J’ai vu récemment un beau film, La Terra dei Santi, du réalisateur Fernando Muraca, sur le phénomène tragique que constitue la ‘Ndrangheta calabraise.
Un beau film, vraiment. Au fur et à mesure que je suivais l’intrigue, émergeait, avec force et clarté, la violence sociale de cette partie corrompue de la société calabraise (et pas seulement). C’est peut-être parce que je suis né sur ces terres, mais à la fin du film, une question pressante s’est imposée à moi : « Depuis combien de temps ne penses-tu plus à l’amour ? » Non, non. Je ne parle pas de l’aspect privé de l’amour, comme certains pourraient l’imaginer, ou du moins pas seulement ; mais bien de l’importance de l’amour et de la place qu’il occupe dans le corps d’une société, surtout quand ce corps est malade.
La ‘Ndrangheta est aujourd’hui l’organisation mafieuse la plus puissante du monde ; bien plus puissante, pour être clair, que la Camorra et Cosa Nostra réunies. Un pouvoir matériel (pas seulement culturel) de 150 milliards d’euros par an. De quoi donner le vertige. Mais que vient faire l’amour, me direz-vous, dans un film sur la ‘Ndrangheta ? Je comprends que l’irruption d’une telle question puisse sembler étrange ; au fond, ce film raconte la longue histoire de violences et de destructions culturelles perpétrées par cette funeste organisation, d’un drame social aux proportions immenses. Et pourtant, cette question demeure intacte. Dans sa force et, peut-être, sa légitimité. Et elle est restée là, en suspens, plusieurs jours durant après le visionnage du film.
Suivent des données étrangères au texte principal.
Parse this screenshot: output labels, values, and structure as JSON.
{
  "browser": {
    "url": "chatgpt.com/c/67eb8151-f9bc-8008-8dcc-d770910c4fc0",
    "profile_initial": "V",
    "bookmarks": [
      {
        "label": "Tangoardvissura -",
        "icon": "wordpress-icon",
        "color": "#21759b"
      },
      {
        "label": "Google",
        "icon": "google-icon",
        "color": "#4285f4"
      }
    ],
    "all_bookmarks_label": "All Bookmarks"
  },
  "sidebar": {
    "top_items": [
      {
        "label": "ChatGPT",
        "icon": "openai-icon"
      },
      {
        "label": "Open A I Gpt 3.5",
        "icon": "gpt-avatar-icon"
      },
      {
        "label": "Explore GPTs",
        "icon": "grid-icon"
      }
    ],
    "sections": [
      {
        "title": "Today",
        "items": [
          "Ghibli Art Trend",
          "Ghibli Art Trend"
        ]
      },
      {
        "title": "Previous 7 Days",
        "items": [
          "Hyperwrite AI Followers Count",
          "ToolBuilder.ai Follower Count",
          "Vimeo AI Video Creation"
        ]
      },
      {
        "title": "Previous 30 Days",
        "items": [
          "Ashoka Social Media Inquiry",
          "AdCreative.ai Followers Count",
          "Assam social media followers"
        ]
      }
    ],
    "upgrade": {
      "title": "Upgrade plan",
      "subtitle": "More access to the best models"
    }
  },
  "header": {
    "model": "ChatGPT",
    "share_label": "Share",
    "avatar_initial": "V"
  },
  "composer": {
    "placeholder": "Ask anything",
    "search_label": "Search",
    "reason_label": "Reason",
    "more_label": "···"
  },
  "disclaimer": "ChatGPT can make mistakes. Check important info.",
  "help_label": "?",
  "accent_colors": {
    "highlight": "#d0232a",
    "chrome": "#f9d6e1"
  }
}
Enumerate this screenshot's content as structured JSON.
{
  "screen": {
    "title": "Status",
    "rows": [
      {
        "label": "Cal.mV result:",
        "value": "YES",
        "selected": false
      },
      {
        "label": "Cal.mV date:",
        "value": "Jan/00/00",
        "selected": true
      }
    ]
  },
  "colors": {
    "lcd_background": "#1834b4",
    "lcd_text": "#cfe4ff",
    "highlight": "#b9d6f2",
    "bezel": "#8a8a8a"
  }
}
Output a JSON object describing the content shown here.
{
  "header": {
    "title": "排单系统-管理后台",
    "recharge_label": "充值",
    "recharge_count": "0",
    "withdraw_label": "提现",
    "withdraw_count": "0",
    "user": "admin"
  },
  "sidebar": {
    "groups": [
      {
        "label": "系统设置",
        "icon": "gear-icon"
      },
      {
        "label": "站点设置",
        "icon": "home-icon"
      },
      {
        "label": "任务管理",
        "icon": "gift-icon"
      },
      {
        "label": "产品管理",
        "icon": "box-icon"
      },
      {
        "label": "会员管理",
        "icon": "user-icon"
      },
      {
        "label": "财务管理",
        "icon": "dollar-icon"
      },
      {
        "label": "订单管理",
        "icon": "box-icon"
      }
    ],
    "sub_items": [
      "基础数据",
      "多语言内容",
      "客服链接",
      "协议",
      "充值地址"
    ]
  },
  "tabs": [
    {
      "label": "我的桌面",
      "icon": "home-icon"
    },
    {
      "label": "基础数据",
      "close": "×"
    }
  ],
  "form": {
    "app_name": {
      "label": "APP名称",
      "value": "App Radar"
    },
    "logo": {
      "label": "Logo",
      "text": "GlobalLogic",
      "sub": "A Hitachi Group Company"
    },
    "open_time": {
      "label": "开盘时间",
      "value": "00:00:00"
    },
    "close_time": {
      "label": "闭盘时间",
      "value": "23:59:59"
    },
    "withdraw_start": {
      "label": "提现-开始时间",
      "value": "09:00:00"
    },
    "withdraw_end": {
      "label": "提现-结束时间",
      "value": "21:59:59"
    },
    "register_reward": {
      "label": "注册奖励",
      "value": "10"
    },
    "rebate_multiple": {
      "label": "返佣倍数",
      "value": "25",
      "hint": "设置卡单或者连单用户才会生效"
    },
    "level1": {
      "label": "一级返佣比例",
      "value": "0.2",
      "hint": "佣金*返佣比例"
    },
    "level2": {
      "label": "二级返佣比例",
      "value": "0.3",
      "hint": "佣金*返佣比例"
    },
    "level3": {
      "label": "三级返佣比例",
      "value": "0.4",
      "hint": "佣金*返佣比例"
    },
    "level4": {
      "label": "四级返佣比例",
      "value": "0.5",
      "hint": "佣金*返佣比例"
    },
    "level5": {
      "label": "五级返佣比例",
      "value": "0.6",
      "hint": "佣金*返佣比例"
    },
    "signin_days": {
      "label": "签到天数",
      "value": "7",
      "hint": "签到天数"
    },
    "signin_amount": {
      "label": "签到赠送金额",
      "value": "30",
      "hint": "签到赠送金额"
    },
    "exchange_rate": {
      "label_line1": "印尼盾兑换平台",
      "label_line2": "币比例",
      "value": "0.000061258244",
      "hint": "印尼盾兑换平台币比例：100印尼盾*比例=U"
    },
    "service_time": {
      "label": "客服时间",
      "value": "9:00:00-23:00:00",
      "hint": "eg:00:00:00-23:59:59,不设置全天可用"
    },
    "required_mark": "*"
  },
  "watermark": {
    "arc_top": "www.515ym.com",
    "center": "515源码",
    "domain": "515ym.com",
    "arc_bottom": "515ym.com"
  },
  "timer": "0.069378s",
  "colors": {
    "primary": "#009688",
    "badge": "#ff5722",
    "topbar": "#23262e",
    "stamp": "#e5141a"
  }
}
Alors, oui, depuis combien de temps je ne pense plus à l’amour ? Parce que l’amour est plus qu’un droit pour chacun d’entre nous, il va jusqu’à se confondre avec les personnes dans leur essence même. Et le film de Muraca, qui choisit d’ailleurs avec intelligence de raconter son histoire à travers le regard des femmes, ne dit pas ce que fait la ‘Ndrangheta, mais ce qu’elle est profondément, dans ce qu’elle a de plus douloureux. Même l’État, dans le film, est une femme. D’un côté une magistrate, de l’autre, une femme de la mafia. Un duel sans merci entre une femme qui n’est jamais devenue mère et une autre qui permet la mort de ses enfants. Parce que c’est bien ce dont il s’agit. L’aberration anthropologique que constitue la ‘Ndrangheta est allée jusqu’à concevoir cela. Et puis l’énième assassinat qui poussera la magistrate, par amour, à retirer à la mère la garde de son dernier enfant encore vivant. Un geste qui déchaînera la violence : « Mais quelle femme es-tu si tu enlèves ses enfants à une mère ? », demande-t-elle au magistrat. « Et vous, qui faites tuer vos enfants, quelle mère êtes-vous ? » Y aurait-il, dans la réponse de la magistrate, l’éternelle diatribe sur la qualité de l’amour ? Voyons, quel genre d’amour portons-nous aux personnes, aux choses, à notre ville, à notre pays ? Trop souvent, nous nous sentons désarmés et confus. Et puis on tombe sur une histoire comme celle qui est racontée dans le film (voir interview de Fernando Muraca, page 38) et on réalise, grâce à cette simplicité qui masque une véritable délicatesse, une profondeur et une inquiétude, que ce qui compte, c’est d’aimer les choses, les personnes et son pays, mais de les aimer dans la vérité et avec l’urgence qu’elle comporte – comme dans l’impensable étreinte entre les deux femmes – de retrouver le naturel, la partie saine de nous-mêmes : oui, je souhaite ton bien.

C’est là que réside la réponse susceptible d’ouvrir une brèche dans la carapace d’une culture violente. D’une culture qui, au fond, tue avant tout la possibilité d’aimer. Paradoxalement, La Terra dei Santi, tout en parlant d’une violence sans retenue, n’ignore pas que l’amour vit partout dans le monde, qu’il doit affronter des règles et des conventions odieuses et violentes, qui, parfois, le conditionnent, le font plier, le brisent. Et il est remarquable que dans un film sur un sujet aussi délicat, ce soient les femmes qui nous rappellent que le véritable amour est la mesure première, la preuve la plus évidente et intelligente que nous sommes encore vivants. Que nous pouvons y arriver.